Aku pun berjalan menuju pinggir kolam sambil menggendong Yuri di punggung.

Sementara itu, Koi-san tetap asyik menyeruput jus kelapanya dengan kacamata hitamnya. Karena pelampungnya memiliki tali, Hinami menariknya agar bisa ikut berjalan bersama kami.

"Ryo-kun..."

"Hm? Kenapa? Kau memanggilku?"

Tiba-tiba aku mendengar suara Hinami memanggil namaku dengan pelan. Aku menoleh ke belakang, tapi dia hanya menggelengkan kepala dengan ekspresi sedikit muram.

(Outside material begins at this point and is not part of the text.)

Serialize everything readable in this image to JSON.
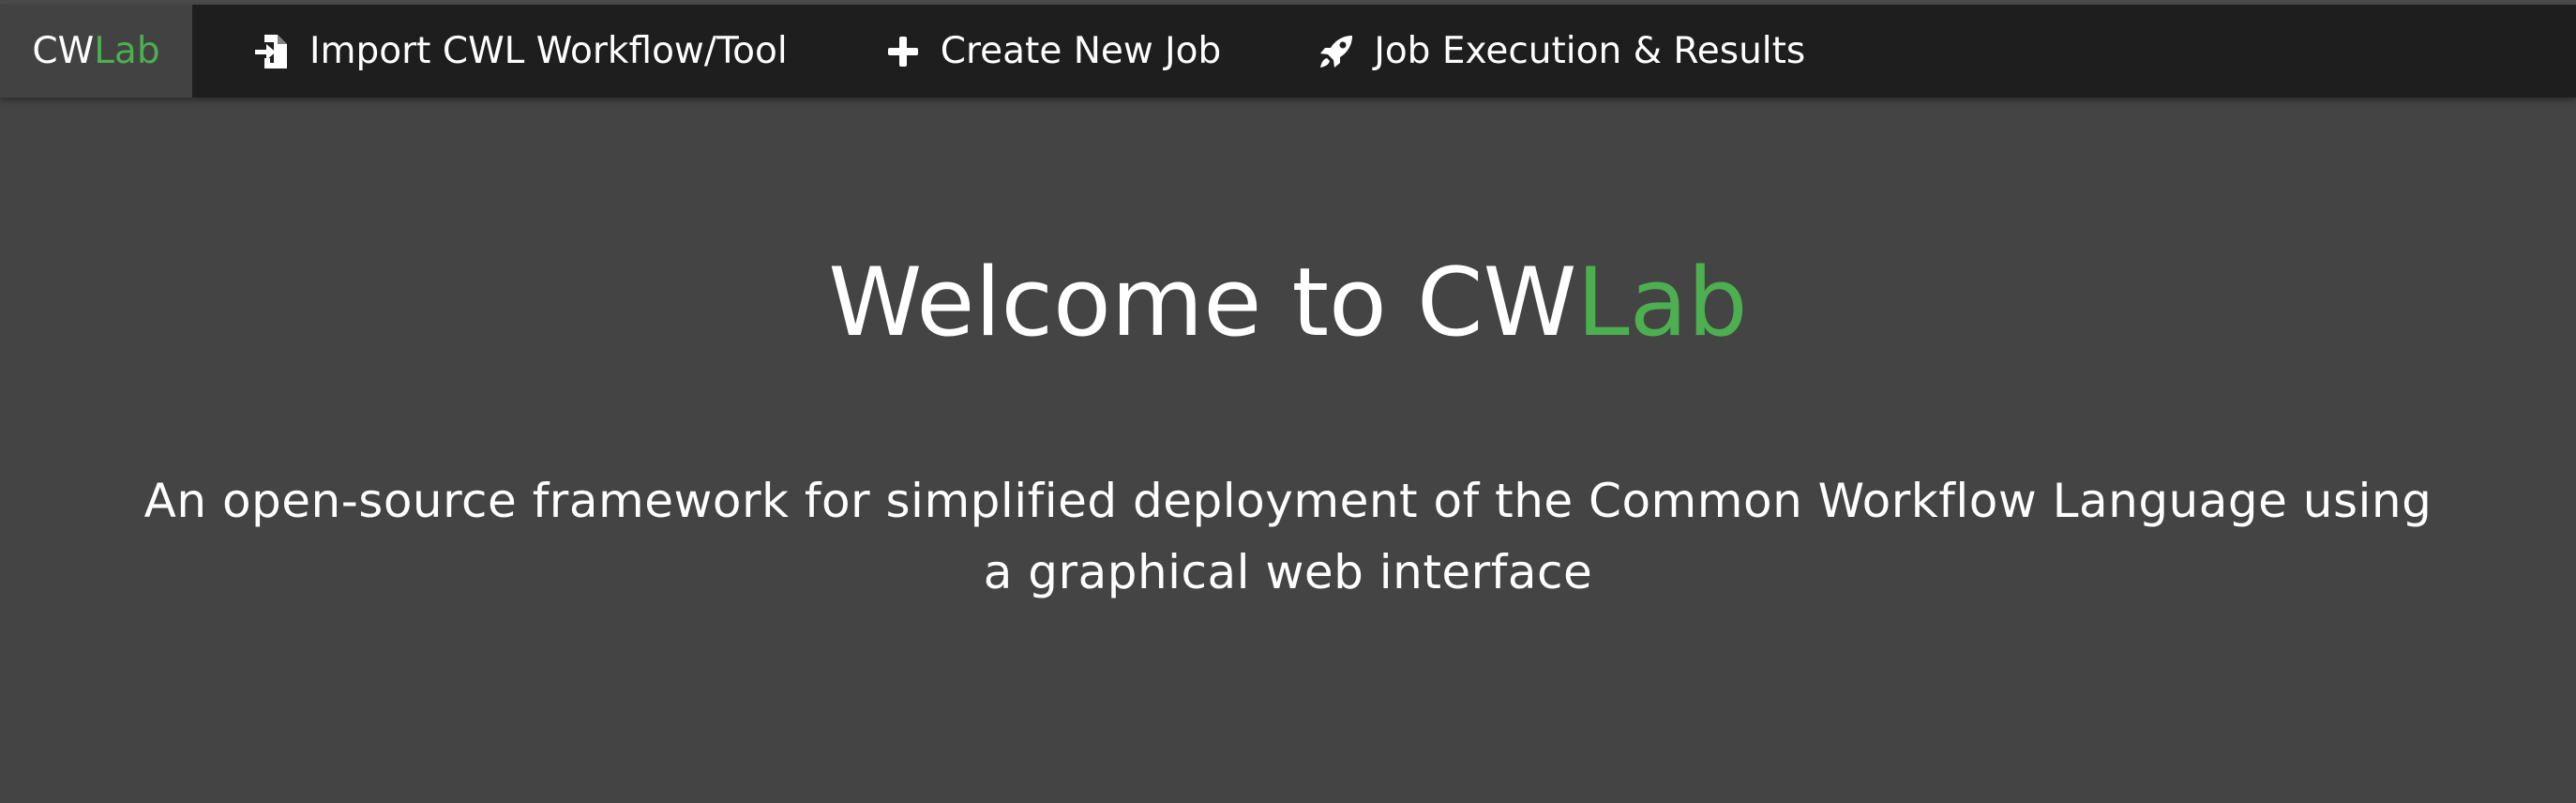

"T-tidak... Mungkin kau hanya salah dengar..."

"Begitu ya...?"

Aneh... Aku yakin tadi mendengarnya dengan jelas.

Tapi... kenapa ekspresi Hinami terlihat sedikit murung?

Padahal tadi dia masih ceria...

*** 

Setelah meninggalkan "Kolam Arus", tujuan kami berikutnya adalah "Kolam Ombak".

Kami berempat segera memasuki kolam yang dipenuhi banyak orang dan membiarkan tubuh kami terombang-ambing oleh gelombang air.

Begitu selesai meminum jus kelapa, kali ini Koi-chan menusukkan sedotan ke dalam buah nanas utuh dan langsung meminumnya.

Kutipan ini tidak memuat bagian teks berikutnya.